Wenn Jugendliche aus Homburg auf Gleichaltrige in Italien treffen, entsteht mehr als nur ein Austauschprogramm – es entsteht gelebtes Europa. Drei Mitglieder des Homburger Jugendbeirats, Julia Klatt, Jessica Chu und Nils Bernhard, reisten kürzlich in die italienische Partnerstadt Albano Laziale bei Rom. Ein Wochenende voller Begegnungen, Eindrücke und Inspirationen, das sie so schnell nicht vergessen werden.

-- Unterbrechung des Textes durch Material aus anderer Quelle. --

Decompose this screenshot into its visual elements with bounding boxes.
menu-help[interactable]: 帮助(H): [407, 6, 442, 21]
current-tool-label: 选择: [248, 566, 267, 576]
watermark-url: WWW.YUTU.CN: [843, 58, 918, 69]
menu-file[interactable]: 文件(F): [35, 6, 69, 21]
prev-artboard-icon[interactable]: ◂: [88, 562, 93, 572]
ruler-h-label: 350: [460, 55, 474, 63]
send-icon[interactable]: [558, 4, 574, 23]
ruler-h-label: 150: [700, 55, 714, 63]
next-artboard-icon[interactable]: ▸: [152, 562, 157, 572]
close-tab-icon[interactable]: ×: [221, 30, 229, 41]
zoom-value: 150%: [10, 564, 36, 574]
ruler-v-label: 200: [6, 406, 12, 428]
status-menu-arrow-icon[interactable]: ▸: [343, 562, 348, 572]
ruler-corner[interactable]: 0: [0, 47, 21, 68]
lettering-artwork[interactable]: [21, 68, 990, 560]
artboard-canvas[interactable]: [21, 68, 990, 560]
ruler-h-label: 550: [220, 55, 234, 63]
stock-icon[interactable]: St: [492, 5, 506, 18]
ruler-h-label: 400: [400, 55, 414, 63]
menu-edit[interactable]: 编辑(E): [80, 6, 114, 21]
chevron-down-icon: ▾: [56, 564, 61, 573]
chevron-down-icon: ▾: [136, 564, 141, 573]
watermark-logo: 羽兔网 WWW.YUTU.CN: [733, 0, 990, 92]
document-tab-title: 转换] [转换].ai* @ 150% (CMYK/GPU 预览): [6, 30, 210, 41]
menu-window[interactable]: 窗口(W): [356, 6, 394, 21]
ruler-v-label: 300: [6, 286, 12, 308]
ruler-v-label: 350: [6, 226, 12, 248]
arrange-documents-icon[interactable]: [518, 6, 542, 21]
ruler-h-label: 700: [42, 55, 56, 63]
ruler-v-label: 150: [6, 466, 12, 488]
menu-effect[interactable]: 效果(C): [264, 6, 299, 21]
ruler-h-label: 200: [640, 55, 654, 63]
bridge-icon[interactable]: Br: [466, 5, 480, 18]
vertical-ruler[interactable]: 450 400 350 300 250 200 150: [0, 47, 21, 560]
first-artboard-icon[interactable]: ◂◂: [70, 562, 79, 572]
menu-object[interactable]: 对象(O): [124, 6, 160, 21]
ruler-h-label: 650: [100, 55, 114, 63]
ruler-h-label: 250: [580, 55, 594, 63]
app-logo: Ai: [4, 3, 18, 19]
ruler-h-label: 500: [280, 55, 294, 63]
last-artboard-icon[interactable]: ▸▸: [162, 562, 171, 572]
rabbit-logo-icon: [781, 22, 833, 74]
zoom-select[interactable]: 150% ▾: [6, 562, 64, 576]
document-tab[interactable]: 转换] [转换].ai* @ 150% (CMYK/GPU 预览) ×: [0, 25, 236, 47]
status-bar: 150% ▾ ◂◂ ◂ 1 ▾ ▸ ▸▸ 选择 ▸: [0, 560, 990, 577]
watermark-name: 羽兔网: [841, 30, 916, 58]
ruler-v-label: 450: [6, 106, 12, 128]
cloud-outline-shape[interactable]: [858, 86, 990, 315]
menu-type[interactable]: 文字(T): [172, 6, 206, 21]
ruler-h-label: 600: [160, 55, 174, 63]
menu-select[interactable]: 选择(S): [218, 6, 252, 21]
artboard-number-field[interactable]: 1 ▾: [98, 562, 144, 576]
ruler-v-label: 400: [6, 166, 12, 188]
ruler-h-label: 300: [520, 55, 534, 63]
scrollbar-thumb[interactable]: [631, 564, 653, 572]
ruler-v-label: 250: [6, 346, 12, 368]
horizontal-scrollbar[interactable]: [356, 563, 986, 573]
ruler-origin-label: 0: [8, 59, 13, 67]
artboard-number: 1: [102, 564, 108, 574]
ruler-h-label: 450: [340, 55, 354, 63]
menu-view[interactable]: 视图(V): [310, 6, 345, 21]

Ihr Besuch fiel mit einem Höhepunkt im Kulturkalender der Stadt zusammen: dem Bajocco Festival, das Albano Laziale alljährlich in ein farbenfrohes Meer aus Musik, Bewegung und Kreativität taucht. Straßenkünstler, Musikerinnen, Akrobaten und Tänzer verwandelten die Altstadt in eine lebendige Bühne. Mitten im Trubel: die Homburger Delegation, die sich von der Lebensfreude, Offenheit und kulturellen Vielfalt der Gastgeberinnen und Gastgeber begeistern ließ. Für die Jugendlichen war das Festival weit mehr als ein Spektakel – es war ein authentischer Blick in das Herz italienischer Kultur.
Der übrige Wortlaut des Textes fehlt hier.